At the top of the page 20 of Rudin's book ''Principles of Mathematical Analysis'' he writes:
''The proofs (of the multiplication axioms) are so similar to the ones given in detail in Step 4 (proof of the addition axioms) that we omit them''. I tried to prove them but I got stuck in the proof of
\begin{equation}\alpha \cdot {\alpha }^{-1}=1^*\end{equation}
where $\alpha$ is positive cut and ${\alpha }^{-1}=\mathbb{Q}_{-}\bigcup\left\{0\right\}\bigcup\left\{t\in \mathbb{Q}:0<t<r\text{ for some }r\in \mathbb{Q}:\frac{1}{r}\notin \alpha\right\}$ is the candidate for the multiplicative inverse of $\alpha$. I have already proved that ${\alpha }^{-1}$ is a cut and $\alpha \cdot {\alpha }^{-1}\le 1^*$.
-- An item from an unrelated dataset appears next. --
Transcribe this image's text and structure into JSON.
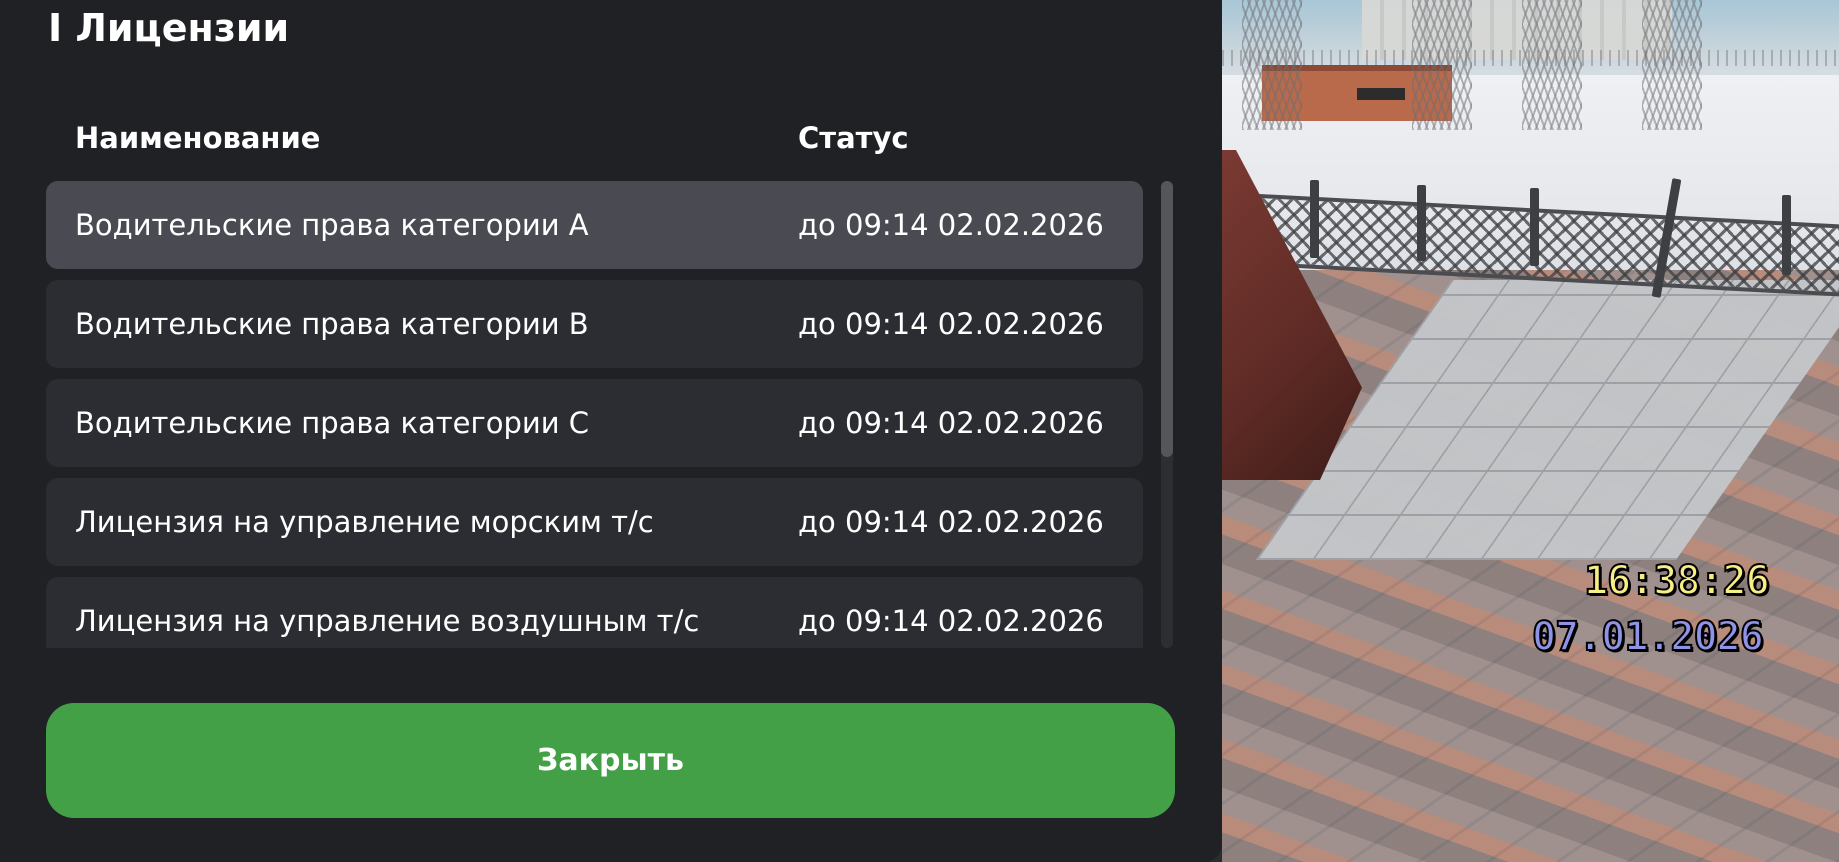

My question is how do we prove the opposite direction similarly to the proof Rudin gives for $\alpha +(-\alpha) \le 0^*$. A proof completely different to that one can be found here: Dedekind cut multiplicative inverse
Here is what I have tried thus far:
Let $p\in 1^*$. If $p\le 0$ then obviously $p\in \alpha\cdot \alpha^{-1}$.
Suppose $0<p<1$ and $q=q(p)\in \mathbb{Q}_{+}$. By the Archimedean Property of Rational numbers
\begin{equation}\exists n\in \mathbb{N}:nq\in \alpha\text{ and }(n+1)q\notin \alpha\end{equation}
We must find a $u \in \alpha^{-1}$ such as that $p=(nq)\cdot u$ or equivalenty, $u=\frac{p}{nq}$
In order for $u \in \alpha^{-1}$ we must have that $0<u<r$ and $\frac{1}{r}\notin \alpha$ for some rational $r$. The only reasonable choice for $r$ would be $\frac{1}{(n+1)q}$. But then,
\begin{equation}u<r\Leftrightarrow \frac{p}{nq}<\frac{1}{(n+1)q}\Leftrightarrow p<\frac{n}{n+1}\end{equation} which may not be true for some values of $n$ (like $0$). Where can we derive a restriction for these values of $n$?
EDIT: Found another proof here: http://mypage.iu.edu/~sgautam/m413.33418.11f/Dedekind.pdf
STill nothing similar to Rudin's…
Best Answer
Let $p\in 1^*$ with $0 < p < 1$. There exists an $n\in \mathbb N$ such that $$ p < 1 - \frac 1 {m + 1} = \frac m {m + 1} \tag{1} $$ for each $m\in \mathbb N$, $m \geq n$.
Let $r\in \alpha, r >0$ and $0 < q < r/n$. There exists an $m$ such that $m q\in \alpha$ and $(m + 1)q\notin \alpha$. Evidently we have $m \geq n$.
Inequality (1) implies $$ \frac p {mq} < \frac m {m + 1}\cdot \frac 1 {mq} = \frac 1 {(m + 1) q} $$ so $\frac p {mq} \in \alpha^{-1}$ and $$ p = (mq)\cdot \frac p {mq}. $$